“… so he gave his wife a pair of beautiful silver hands” 2003

The Story of the Handless Maiden
(Adapted from a version found in ‘The Orchard’ by Drusilla Modjeska)

Once upon a time a maiden was sweeping under the old apple tree at the back of her fathers house when the devil came knocking at the front door. The girl’s father opened the door and the wily devil offered him great riches, in exchange for all that lay behind his house. Thinking there was only an apple tree out there, the girl’s father thought he had nothing to lose and eagerly made the bargain. As you can imagine when he discovered what he had done and told his wife and daughter there was a major family crisis!

When the devil appeared to collect the girl, instinctively she drew a circle of chalk around herself to protect herself. The devil could not prise her from the magical substance rising white through the ground. In desperation he ordered her father to chop off her hands so she would lose strength and he could win her from the chalk. The father wept, the mother wept, the daughter wept but what other choice was there, a bargain was a bargain. So the father took his axe and chopped off her hands. The girl wept and wept more and more and her tears fell on her wounds protecting them – protecting her – so still the devil could not prise her from her circle of chalk.

At last when the devil went away and it seemed like he’d given up, the girls father promised that in recompense he’d keep her safe in finery and comfort for the rest of her life. The maiden however, prompted by the spirit of chalk and tears knew that such a life would be sterile and that instead she must leave her father house and take her chances in the wilderness.

This she did, as the injured do, accompanied only by the spirit that walked beside her – perhaps a part of herself she had not yet learnt to recognise.

One day tired, and hungry after many months of wandering, the maiden came upon palace surrounded by a wondrous garden, in the middle of which was an orchard laden with fruit. As she stood gazing at the trees the moat around them parted and she entered the orchard. Pears trees bent their boughs at her approach so that she could take the fruit between her stumps and eat them.

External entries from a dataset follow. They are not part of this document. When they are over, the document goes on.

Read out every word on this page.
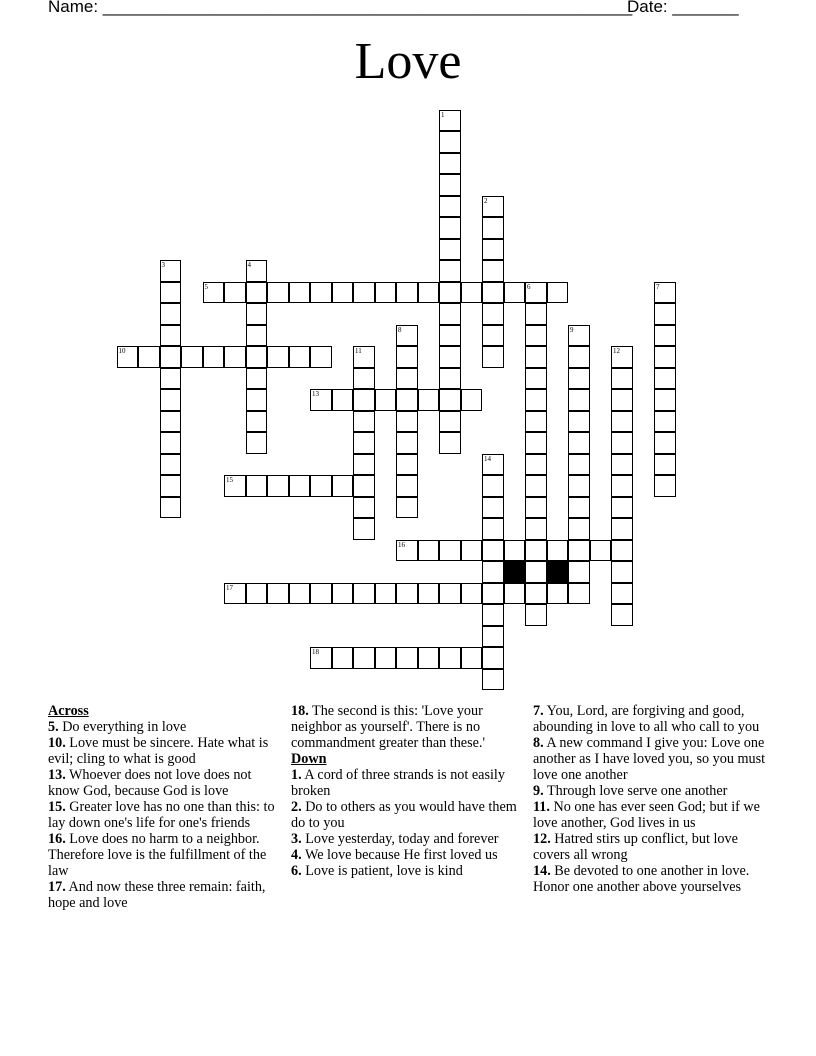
Name: ________________________________________________________
Date: _______
Love
1
2
3	4
5	6	7
8	9
10	11	12
13
14
15
16
17
18
Across
5. Do everything in love
10. Love must be sincere. Hate what is evil; cling to what is good
13. Whoever does not love does not know God, because God is love
15. Greater love has no one than this: to lay down one's life for one's friends
16. Love does no harm to a neighbor. Therefore love is the fulfillment of the law
17. And now these three remain: faith, hope and love
18. The second is this: 'Love your neighbor as yourself'. There is no commandment greater than these.'
Down
1. A cord of three strands is not easily broken
2. Do to others as you would have them do to you
3. Love yesterday, today and forever
4. We love because He first loved us
6. Love is patient, love is kind
7. You, Lord, are forgiving and good, abounding in love to all who call to you
8. A new command I give you: Love one another as I have loved you, so you must love one another
9. Through love serve one another
11. No one has ever seen God; but if we love another, God lives in us
12. Hatred stirs up conflict, but love covers all wrong
14. Be devoted to one another in love. Honor one another above yourselves
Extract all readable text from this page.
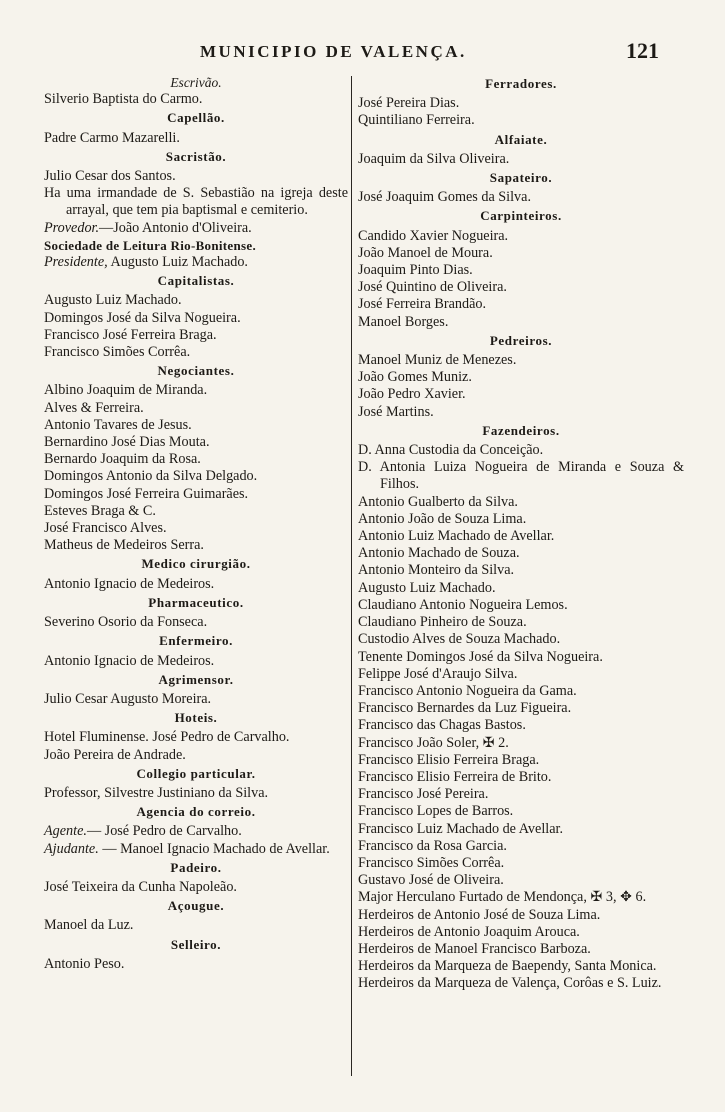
MUNICIPIO DE VALENÇA.	121
Escrivão.
Silverio Baptista do Carmo.
Capellão.
Padre Carmo Mazarelli.
Sacristão.
Julio Cesar dos Santos.
Ha uma irmandade de S. Sebastião na igreja deste arrayal, que tem pia baptismal e cemiterio.
Provedor.—João Antonio d'Oliveira.
Sociedade de Leitura Rio-Bonitense.
Presidente, Augusto Luiz Machado.
Capitalistas.
Augusto Luiz Machado.
Domingos José da Silva Nogueira.
Francisco José Ferreira Braga.
Francisco Simões Corrêa.
Negociantes.
Albino Joaquim de Miranda.
Alves & Ferreira.
Antonio Tavares de Jesus.
Bernardino José Dias Mouta.
Bernardo Joaquim da Rosa.
Domingos Antonio da Silva Delgado.
Domingos José Ferreira Guimarães.
Esteves Braga & C.
José Francisco Alves.
Matheus de Medeiros Serra.
Medico cirurgião.
Antonio Ignacio de Medeiros.
Pharmaceutico.
Severino Osorio da Fonseca.
Enfermeiro.
Antonio Ignacio de Medeiros.
Agrimensor.
Julio Cesar Augusto Moreira.
Hoteis.
Hotel Fluminense. José Pedro de Carvalho.
João Pereira de Andrade.
Collegio particular.
Professor, Silvestre Justiniano da Silva.
Agencia do correio.
Agente.— José Pedro de Carvalho.
Ajudante. — Manoel Ignacio Machado de Avellar.
Padeiro.
José Teixeira da Cunha Napoleão.
Açougue.
Manoel da Luz.
Selleiro.
Antonio Peso.
Ferradores.
José Pereira Dias.
Quintiliano Ferreira.
Alfaiate.
Joaquim da Silva Oliveira.
Sapateiro.
José Joaquim Gomes da Silva.
Carpinteiros.
Candido Xavier Nogueira.
João Manoel de Moura.
Joaquim Pinto Dias.
José Quintino de Oliveira.
José Ferreira Brandão.
Manoel Borges.
Pedreiros.
Manoel Muniz de Menezes.
João Gomes Muniz.
João Pedro Xavier.
José Martins.
Fazendeiros.
D. Anna Custodia da Conceição.
D. Antonia Luiza Nogueira de Miranda e Souza & Filhos.
Antonio Gualberto da Silva.
Antonio João de Souza Lima.
Antonio Luiz Machado de Avellar.
Antonio Machado de Souza.
Antonio Monteiro da Silva.
Augusto Luiz Machado.
Claudiano Antonio Nogueira Lemos.
Claudiano Pinheiro de Souza.
Custodio Alves de Souza Machado.
Tenente Domingos José da Silva Nogueira.
Felippe José d'Araujo Silva.
Francisco Antonio Nogueira da Gama.
Francisco Bernardes da Luz Figueira.
Francisco das Chagas Bastos.
Francisco João Soler, ✠ 2.
Francisco Elisio Ferreira Braga.
Francisco Elisio Ferreira de Brito.
Francisco José Pereira.
Francisco Lopes de Barros.
Francisco Luiz Machado de Avellar.
Francisco da Rosa Garcia.
Francisco Simões Corrêa.
Gustavo José de Oliveira.
Major Herculano Furtado de Mendonça, ✠ 3, ✥ 6.
Herdeiros de Antonio José de Souza Lima.
Herdeiros de Antonio Joaquim Arouca.
Herdeiros de Manoel Francisco Barboza.
Herdeiros da Marqueza de Baependy, Santa Monica.
Herdeiros da Marqueza de Valença, Corôas e S. Luiz.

The next night, the king, having discovered that his pears were being eaten, kept watch to see who was stealing them. When he saw the maiden he fell in love. He fell in love with her handless helplessness, which, as much as the glowing spirit who stood beside her, made her beautiful to him. In his adoration he promised to take care of her for the rest of his life and he married her.

Once she was installed in his palace he arranged for a pair of beautiful hands, an exact fit, to be manufactured for her from the finest silver. She lived a happy wifely life with hands that, all things considered, worked remarkably well. It might almost have been happy ever after, but………

In every story there a point of instability and in this tail he king was called away to war. He left his wife with her silver hands and a belly ready to deliver their first child. When the chid was born the king’s mother sent a message to the king. The devil, still sore that he had lost the maiden, saw his chance to get her, so he distorted the information in the message in such a way that the king understood that his wife has sunk to a heinous level. The young queens’ life was endangered, so she fled into the forest with her child.

For many years the outcast queen wandered through the forest with her daughter and her spirit for company. During those years of solitude, bit by bit, day by day, her hands grew slowly back; first as buds, then as little girl’s hands, then finally as women’s hands. And as they did, the spirit moved from outside to within her and shone from her eyes.

Meanwhile the king returned to the palace and discovered the cruel mistake. He set off, weeping and distraught, into the woods to find his beloved. When he eventually found her, he did not recognise her. Clinging to the symbols of literality he could not recognise her without her silver hands. It was only when the woodsman, in whose house she was staying, fetched them from a trunk and showed them to him as proof that he understood.
There was great rejoicing when the queen and king returned to the palace. A hundred guests were invited to a splendid ceremony and a hundred guests, bearing glorious gifts, were told the story of the young queen’s hands that grew back during those years in the forest. A hundred guests heard the story and went back into the world where they each told a hundred guests of their own. As you will do now that I have told you.